The requirements of adapting to disparate foreign markets will be considerable. Personnel from each locality will have to be hired and trained and be willing to constantly monitor business developments within each office’s geographic parameters. Before solicitations to consumers can be dispersed, information on individuals and families will have to be collected so that the right consumers can be targeted for each participating business. Again, the requirements for such an operation conducted on a global scale will be more daunting than for the more formulaic industries that apply the same business model in every market they enter while contributing minor adaptations according to local tastes.
As far as licensing its web services to foreign partners, that will vary from region to region. Some countries may require local partnerships as a condition of entering their markets; others may lack the legal structure needed to protect intellectual property from theft and abuse. In such cases, retaining total control of its business model may not be possible, and copy-cat operations are a constant risk – one with which Groupon is already confronted in China (where such operations are a routine consideration) and in other countries with weak and/or corrupt legal systems.
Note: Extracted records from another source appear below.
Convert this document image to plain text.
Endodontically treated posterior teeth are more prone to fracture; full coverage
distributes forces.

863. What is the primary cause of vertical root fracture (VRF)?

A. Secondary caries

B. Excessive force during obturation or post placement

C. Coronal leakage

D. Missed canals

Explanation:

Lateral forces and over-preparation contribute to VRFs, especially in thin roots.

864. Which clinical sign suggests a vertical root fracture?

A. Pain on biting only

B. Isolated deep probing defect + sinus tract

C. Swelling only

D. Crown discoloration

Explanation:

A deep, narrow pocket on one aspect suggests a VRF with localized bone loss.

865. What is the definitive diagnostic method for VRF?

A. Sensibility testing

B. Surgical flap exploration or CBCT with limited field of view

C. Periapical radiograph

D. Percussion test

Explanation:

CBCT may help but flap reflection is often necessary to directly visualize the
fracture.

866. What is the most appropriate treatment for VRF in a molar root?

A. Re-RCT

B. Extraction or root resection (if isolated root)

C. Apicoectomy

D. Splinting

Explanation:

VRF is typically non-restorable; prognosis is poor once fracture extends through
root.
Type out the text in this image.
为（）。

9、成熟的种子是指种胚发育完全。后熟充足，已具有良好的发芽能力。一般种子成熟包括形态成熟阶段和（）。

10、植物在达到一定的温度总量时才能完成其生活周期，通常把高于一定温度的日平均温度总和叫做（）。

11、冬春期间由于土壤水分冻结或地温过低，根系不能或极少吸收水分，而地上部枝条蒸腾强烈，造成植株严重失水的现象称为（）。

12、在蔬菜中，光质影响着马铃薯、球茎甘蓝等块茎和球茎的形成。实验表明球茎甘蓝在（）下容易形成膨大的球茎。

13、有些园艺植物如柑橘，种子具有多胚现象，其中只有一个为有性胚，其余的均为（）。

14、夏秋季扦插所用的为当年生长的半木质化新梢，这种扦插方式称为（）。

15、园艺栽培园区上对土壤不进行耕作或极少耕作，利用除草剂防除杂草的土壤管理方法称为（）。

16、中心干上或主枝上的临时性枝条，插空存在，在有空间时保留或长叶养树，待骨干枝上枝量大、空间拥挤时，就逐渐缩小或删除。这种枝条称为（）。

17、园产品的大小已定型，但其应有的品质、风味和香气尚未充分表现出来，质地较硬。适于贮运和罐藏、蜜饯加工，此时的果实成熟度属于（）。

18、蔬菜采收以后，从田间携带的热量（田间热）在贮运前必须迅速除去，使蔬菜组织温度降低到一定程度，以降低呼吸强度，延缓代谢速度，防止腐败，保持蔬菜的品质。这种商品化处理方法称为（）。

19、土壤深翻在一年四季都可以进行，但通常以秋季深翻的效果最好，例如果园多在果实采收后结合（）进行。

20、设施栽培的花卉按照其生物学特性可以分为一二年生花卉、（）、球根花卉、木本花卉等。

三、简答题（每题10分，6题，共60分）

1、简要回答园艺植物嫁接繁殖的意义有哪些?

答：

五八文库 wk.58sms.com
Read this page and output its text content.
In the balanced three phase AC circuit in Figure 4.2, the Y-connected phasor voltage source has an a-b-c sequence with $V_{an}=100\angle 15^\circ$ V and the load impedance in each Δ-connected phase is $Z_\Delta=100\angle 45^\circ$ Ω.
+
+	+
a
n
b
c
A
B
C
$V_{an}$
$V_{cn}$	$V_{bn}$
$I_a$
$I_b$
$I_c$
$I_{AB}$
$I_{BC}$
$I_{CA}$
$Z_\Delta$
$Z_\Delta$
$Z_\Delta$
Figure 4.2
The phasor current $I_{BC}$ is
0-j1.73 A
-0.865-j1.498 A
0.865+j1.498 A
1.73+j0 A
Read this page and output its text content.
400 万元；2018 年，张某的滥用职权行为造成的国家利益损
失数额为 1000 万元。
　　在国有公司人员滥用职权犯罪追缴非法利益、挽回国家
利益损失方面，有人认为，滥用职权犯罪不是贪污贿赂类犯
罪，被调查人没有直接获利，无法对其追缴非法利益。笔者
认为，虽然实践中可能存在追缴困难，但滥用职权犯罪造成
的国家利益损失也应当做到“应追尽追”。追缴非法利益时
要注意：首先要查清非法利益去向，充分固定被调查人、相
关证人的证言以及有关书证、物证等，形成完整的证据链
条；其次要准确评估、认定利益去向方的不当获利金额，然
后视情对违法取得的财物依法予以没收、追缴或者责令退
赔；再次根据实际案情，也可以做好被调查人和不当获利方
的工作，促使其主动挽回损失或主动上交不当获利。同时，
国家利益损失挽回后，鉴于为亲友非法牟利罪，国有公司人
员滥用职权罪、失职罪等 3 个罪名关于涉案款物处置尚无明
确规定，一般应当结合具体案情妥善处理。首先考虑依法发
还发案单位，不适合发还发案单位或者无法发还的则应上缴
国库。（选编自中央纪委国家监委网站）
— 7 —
Groupon should proceed with caution, and limit itself to those developed nations with strong economic ties to the United States, as that will help ensure, with some notable exceptions including China, that it is operating in regions with legal systems that are consistent with those in the United States and where enforcement of legal codes is uniform. The logical target markets, therefore, are those of Western Europe, especially the countries of the European Union, as well as Japan in the Far East.